Encoding and Evolution

Applications change over time, requiring adaptations to features and data storage.

Relational databases use schema migrations to handle data changes, while schema-on-read databases allow for mixed data formats without enforcing a schema.

Application code changes are often needed when data formats or schemas change, but these changes can’t always happen instantaneously. This is especially true for large applications, where rolling upgrades are used for server-side applications and user updates are dependent on client-side applications.

Maintaining compatibility in both directions is crucial for systems with old and new code and data formats. Backward compatibility allows newer code to read older data, while forward compatibility allows older code to read newer data.

Backward compatibility is straightforward, but forward compatibility is challenging because older code must ignore new additions. A specific challenge arises when older code updates records with new fields, potentially losing data if the fields are not preserved.

This chapter explores data encoding formats like JSON, XML, Protocol Buffers, and Avro, focusing on schema changes and coexistence of old and new data. It also discusses their applications in databases, web services, REST APIs, RPCs, workflow engines, and event-driven systems.

Formats for Encoding Data

Programs use two data representations: in-memory structures optimized for CPU access and byte sequences for file storage or network transmission. Encoding translates in-memory data to byte sequences, while decoding reverses the process.

Terminology clash

The term “serialization” is avoided in this book due to its different meaning in the context of transactions.

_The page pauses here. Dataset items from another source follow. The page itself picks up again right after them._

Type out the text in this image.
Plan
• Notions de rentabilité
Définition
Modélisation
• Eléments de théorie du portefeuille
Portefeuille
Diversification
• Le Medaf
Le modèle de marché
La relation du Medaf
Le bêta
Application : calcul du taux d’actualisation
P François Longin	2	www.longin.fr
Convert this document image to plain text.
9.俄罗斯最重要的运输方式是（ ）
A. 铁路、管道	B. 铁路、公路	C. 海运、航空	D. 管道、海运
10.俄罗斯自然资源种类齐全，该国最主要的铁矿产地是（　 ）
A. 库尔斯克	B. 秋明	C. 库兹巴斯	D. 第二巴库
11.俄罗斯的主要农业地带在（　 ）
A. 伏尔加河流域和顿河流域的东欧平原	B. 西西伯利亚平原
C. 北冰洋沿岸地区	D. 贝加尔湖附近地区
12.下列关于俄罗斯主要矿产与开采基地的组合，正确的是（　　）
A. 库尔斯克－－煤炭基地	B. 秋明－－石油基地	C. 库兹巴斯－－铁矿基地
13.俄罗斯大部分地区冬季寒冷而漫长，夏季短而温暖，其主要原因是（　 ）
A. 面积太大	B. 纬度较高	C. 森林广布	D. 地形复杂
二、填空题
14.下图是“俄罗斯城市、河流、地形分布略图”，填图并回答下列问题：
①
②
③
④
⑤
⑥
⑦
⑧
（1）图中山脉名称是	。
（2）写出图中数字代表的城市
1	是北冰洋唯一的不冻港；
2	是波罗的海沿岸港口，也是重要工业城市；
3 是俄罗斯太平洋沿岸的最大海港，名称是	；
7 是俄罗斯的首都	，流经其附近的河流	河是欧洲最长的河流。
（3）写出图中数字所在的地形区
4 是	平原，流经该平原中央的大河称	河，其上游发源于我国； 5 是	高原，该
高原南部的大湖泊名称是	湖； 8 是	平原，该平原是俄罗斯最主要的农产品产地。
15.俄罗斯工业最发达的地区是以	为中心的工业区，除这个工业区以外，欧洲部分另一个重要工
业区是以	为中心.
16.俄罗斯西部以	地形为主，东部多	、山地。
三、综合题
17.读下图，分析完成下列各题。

Most systems require conversion between in-memory objects and flat byte sequences, leading to a variety of libraries and encoding formats.

Language-Specific Formats

Built-in encoding libraries, while convenient, are problematic due to language dependency, security risks, versioning challenges, and inefficiency. These issues make them unsuitable for anything beyond transient purposes.

JSON, XML, and Binary Variants

JSON, XML, and CSV are popular standardized data encoding formats, but each has limitations. XML is verbose and lacks number encoding clarity, JSON doesn’t distinguish between integer and floating-point numbers, and CSV lacks schema support and struggles with nested data. Despite these flaws, these formats remain widely used, especially for data interchange between organizations.

JSON Schema

JSON Schema is widely used for modeling data exchanged between systems or stored, appearing in web services, schema registries, and databases.

JSON Schema includes standard primitive types and a validation specification for overlaying constraints on fields.

JSON Schemas can have open or closed content models. Open models, enabled by default with additionalProperties set to true, allow any field not defined in the schema.

JSON Schema, while powerful, can be challenging due to features like conditional logic and remote schema references.

Binary encodings

Binary encodings for JSON and XML, such as MessagePack and WBXML, offer more compact and faster parsing than their textual counterparts. However, these binary formats are not as widely adopted.

Some formats extend JSON/XML datatypes without changing the data model, requiring all object field names to be included in encoded data.

{
  "userName": "Martin",
  "favoriteNumber": 1337,
  "interests": ["daydreaming", "hacking"]
}

Example of MessagePack binary encoding for JSON shown in Figure 5-2.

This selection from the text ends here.